Police warned motorists to slow down and some schools opened late in the area as the storm blew in during the morning commute and threatened to linger through the evening rush hour, with temperatures holding around 25 degrees Fahrenheit (-3.9°C).
Some harried travelers said they were ready for the climate to catch up with the calendar.
“It’s freezing. I’m tired. It’s April,” Carolyn Thomson, 45, said as she rushed to her job at a downtown Boston financial firm. “It should be over by now. I’m worried about getting my son to school on time. I’m late for work.”
While National Weather Service forecasters said the snow would continue to accumulate through the day, forecasts called for a return to warmer weather by Wednesday, suggesting the white coating would be short-lived.

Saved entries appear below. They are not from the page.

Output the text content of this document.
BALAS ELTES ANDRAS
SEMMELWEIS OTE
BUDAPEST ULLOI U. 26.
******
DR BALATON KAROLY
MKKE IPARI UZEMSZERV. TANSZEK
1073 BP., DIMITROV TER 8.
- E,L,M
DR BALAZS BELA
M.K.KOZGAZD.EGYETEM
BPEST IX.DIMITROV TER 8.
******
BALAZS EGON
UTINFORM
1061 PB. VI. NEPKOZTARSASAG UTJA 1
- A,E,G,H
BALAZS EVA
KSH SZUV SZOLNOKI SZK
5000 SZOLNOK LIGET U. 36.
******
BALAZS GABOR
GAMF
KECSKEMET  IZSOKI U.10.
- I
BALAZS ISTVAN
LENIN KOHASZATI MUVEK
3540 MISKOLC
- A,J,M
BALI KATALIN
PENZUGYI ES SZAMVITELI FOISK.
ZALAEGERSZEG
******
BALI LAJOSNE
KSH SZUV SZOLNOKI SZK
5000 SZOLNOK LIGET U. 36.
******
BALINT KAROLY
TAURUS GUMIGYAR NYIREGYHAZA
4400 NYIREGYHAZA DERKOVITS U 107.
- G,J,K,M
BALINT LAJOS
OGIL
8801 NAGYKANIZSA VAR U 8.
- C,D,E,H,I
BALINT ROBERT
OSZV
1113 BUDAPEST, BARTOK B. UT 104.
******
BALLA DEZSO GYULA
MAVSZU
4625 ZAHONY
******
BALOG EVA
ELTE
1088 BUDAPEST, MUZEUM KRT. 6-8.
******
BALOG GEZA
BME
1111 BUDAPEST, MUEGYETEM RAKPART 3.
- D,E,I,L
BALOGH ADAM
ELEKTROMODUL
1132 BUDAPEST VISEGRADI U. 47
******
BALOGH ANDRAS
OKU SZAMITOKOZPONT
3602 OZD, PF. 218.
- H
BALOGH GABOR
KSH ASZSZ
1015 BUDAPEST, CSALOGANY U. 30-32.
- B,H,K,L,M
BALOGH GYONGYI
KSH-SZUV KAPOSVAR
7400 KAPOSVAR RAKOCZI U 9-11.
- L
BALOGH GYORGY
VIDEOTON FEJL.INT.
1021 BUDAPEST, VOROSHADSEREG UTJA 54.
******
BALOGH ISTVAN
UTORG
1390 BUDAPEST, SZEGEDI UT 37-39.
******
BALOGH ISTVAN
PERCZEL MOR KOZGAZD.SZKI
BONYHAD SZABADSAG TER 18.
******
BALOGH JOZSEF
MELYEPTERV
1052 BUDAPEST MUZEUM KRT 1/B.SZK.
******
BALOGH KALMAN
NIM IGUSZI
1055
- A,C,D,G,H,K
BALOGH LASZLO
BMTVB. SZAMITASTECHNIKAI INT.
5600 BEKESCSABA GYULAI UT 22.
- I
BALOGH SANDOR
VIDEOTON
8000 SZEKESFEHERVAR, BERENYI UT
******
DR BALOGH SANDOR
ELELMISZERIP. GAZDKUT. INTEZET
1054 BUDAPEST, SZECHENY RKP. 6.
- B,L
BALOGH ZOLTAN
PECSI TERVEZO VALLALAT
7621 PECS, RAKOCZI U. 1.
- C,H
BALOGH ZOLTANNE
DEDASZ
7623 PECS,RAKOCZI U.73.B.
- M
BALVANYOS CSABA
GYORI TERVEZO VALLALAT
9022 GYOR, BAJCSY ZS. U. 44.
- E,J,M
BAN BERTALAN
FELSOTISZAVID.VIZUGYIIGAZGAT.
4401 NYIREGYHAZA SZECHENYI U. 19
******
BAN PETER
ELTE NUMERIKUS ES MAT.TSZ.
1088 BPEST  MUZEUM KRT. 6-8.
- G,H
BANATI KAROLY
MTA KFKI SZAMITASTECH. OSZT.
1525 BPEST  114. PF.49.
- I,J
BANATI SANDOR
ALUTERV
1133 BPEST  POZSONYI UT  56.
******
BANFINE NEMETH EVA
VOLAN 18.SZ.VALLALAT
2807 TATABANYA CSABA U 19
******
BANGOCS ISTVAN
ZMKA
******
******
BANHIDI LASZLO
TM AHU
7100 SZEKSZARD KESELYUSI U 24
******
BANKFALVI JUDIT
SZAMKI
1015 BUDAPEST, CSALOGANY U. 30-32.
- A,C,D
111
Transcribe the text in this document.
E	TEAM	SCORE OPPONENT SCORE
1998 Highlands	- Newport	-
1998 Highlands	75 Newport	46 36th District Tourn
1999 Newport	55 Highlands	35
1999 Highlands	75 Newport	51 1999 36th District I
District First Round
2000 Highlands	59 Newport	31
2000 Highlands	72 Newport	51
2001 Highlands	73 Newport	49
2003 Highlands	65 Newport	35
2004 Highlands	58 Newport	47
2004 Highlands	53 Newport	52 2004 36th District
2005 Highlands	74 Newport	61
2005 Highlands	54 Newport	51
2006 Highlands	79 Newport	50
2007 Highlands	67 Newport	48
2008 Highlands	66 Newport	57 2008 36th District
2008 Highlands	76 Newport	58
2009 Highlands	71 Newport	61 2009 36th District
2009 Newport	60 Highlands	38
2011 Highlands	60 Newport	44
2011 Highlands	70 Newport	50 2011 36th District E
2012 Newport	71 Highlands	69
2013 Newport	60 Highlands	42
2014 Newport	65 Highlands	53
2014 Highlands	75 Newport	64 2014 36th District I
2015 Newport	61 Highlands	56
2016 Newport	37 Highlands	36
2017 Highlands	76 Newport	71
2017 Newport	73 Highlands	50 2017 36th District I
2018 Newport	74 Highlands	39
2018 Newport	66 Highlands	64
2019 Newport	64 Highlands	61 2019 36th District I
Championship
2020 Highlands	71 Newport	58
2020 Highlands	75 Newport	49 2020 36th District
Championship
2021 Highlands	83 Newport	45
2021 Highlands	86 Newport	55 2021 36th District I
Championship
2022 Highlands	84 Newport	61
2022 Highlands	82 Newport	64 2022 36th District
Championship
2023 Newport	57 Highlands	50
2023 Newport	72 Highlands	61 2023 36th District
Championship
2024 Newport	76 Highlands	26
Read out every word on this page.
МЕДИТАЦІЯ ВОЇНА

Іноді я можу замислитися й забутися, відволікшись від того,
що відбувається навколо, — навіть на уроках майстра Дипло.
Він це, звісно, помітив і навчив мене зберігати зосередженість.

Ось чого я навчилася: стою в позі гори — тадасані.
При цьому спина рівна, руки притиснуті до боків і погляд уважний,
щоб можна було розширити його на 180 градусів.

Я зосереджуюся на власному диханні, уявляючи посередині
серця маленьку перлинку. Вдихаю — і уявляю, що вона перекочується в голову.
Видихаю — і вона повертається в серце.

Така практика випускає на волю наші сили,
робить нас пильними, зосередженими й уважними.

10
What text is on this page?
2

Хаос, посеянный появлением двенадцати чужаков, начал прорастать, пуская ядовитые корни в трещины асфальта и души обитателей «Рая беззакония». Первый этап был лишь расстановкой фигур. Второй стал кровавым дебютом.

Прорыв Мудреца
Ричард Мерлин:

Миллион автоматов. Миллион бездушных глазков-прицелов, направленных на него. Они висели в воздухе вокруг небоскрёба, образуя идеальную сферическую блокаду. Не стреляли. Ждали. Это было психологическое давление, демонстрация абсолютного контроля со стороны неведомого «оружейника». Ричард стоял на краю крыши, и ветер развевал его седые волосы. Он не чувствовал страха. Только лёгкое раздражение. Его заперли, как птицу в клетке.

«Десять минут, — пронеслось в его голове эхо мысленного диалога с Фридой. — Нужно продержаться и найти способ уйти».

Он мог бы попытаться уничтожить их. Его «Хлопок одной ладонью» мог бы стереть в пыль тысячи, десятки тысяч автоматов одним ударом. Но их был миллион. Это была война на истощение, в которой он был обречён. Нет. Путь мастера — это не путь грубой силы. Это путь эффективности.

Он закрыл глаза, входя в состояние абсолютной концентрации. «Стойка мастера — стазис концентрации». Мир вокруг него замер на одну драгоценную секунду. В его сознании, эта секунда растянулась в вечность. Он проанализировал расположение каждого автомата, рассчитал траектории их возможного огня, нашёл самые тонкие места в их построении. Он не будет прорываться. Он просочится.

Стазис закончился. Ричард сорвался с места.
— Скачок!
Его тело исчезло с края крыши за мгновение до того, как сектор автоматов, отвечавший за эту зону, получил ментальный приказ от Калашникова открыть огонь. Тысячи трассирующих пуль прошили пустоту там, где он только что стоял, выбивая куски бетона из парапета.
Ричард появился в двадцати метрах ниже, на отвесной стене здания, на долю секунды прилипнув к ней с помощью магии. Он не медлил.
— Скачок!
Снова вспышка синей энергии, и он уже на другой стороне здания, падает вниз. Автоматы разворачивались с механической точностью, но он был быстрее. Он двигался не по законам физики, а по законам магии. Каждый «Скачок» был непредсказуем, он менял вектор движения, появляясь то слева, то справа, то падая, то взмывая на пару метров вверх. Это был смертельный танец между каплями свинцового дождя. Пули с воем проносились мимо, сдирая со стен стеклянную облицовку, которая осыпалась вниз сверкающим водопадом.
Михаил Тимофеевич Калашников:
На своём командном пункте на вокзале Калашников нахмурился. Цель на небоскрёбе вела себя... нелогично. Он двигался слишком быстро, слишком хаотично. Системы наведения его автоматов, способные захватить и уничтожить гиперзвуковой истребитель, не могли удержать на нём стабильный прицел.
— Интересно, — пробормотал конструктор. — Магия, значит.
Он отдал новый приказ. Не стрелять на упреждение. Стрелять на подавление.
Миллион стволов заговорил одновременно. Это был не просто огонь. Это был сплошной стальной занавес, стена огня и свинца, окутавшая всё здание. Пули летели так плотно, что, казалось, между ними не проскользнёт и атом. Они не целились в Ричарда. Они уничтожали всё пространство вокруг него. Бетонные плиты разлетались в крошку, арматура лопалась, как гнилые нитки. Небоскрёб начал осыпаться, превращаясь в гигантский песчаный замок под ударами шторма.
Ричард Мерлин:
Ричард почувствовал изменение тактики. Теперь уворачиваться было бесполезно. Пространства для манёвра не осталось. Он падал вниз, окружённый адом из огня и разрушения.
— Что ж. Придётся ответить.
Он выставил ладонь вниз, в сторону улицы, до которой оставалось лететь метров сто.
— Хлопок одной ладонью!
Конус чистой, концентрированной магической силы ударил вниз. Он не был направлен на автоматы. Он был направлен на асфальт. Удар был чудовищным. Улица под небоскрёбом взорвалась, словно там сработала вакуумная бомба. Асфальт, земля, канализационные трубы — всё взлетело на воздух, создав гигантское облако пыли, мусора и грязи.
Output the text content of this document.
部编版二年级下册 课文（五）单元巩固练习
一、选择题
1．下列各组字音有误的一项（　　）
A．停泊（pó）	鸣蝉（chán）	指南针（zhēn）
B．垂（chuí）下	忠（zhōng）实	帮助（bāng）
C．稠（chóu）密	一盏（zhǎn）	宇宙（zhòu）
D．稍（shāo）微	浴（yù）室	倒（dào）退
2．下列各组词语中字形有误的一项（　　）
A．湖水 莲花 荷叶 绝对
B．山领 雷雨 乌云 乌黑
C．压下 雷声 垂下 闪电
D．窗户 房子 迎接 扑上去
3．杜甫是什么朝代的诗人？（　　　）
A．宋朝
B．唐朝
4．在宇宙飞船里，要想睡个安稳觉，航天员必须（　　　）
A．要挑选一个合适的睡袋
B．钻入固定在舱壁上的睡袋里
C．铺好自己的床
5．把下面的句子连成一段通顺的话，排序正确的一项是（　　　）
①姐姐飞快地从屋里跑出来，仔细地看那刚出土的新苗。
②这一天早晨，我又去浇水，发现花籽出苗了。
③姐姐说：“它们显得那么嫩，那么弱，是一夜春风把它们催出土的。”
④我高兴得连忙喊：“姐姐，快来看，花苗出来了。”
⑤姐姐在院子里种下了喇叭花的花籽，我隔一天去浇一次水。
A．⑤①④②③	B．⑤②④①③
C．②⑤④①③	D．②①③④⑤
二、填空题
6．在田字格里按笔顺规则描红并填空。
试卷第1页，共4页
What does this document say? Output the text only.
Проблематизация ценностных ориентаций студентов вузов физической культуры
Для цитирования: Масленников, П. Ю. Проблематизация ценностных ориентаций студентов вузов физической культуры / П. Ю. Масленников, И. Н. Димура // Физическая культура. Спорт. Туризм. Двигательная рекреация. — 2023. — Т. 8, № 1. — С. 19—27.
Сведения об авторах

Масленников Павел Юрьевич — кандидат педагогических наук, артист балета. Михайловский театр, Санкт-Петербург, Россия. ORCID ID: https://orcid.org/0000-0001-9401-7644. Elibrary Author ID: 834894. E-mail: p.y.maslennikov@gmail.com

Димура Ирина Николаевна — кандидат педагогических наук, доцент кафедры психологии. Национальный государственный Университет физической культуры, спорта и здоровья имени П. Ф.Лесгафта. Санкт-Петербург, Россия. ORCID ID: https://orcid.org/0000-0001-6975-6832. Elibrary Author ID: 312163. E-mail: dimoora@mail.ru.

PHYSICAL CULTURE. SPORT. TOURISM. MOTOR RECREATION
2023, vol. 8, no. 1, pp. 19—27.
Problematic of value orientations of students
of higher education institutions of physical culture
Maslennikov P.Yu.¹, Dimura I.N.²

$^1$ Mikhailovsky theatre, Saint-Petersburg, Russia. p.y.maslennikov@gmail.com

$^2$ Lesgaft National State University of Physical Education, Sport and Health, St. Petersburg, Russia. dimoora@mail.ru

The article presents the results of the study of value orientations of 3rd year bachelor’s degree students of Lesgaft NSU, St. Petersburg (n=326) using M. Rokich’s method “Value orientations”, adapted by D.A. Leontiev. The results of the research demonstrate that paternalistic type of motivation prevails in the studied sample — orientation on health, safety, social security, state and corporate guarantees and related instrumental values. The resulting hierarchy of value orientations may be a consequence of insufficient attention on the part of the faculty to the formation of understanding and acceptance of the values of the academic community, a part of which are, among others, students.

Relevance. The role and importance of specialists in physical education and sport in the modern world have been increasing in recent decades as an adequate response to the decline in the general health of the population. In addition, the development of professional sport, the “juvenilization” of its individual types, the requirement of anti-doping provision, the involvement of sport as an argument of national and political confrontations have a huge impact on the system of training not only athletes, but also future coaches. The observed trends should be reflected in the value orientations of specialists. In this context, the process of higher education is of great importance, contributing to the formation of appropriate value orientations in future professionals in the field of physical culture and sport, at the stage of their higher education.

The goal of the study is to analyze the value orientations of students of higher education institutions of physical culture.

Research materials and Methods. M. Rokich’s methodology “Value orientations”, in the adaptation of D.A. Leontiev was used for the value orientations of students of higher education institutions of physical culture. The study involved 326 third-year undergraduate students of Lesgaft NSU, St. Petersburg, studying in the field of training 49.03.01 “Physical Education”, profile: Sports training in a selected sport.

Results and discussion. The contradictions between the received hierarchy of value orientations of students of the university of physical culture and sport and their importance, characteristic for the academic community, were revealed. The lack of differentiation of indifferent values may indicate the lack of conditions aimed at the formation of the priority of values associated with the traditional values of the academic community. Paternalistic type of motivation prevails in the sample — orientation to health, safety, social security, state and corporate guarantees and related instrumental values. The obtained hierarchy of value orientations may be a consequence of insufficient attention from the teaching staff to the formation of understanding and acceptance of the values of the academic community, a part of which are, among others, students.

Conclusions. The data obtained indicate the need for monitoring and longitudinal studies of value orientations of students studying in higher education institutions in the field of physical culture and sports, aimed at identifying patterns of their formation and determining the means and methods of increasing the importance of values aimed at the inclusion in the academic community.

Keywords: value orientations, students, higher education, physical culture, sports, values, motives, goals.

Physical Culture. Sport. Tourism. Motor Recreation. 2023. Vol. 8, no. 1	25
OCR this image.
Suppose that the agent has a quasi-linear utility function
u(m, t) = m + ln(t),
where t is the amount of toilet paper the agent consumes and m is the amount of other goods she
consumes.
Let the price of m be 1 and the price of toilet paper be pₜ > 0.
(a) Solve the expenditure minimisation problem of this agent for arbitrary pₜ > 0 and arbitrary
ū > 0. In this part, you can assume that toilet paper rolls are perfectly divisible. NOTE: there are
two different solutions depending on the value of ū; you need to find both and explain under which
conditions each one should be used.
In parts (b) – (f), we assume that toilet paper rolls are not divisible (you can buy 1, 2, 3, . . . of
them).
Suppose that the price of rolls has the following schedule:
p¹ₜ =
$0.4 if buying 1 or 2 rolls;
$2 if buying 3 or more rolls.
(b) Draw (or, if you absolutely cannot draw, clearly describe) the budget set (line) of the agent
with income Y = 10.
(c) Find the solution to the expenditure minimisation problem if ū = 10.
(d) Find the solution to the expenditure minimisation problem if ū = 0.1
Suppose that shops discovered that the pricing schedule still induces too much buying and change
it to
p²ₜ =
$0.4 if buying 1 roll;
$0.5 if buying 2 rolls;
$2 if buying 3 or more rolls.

Following an unusually mild winter, which followed Boston’s record-setting 9 feet (2.74 m) of snow during the winter of 2014-15, one man who makes his living cleaning up after storms said he liked the late storm.
“It’s New England. I’m very happy. It’s overtime,” Pablo Guerrero, a 44-year-old maintenance worker, said as he shoveled a downtown sidewalk. “Last year it was better.”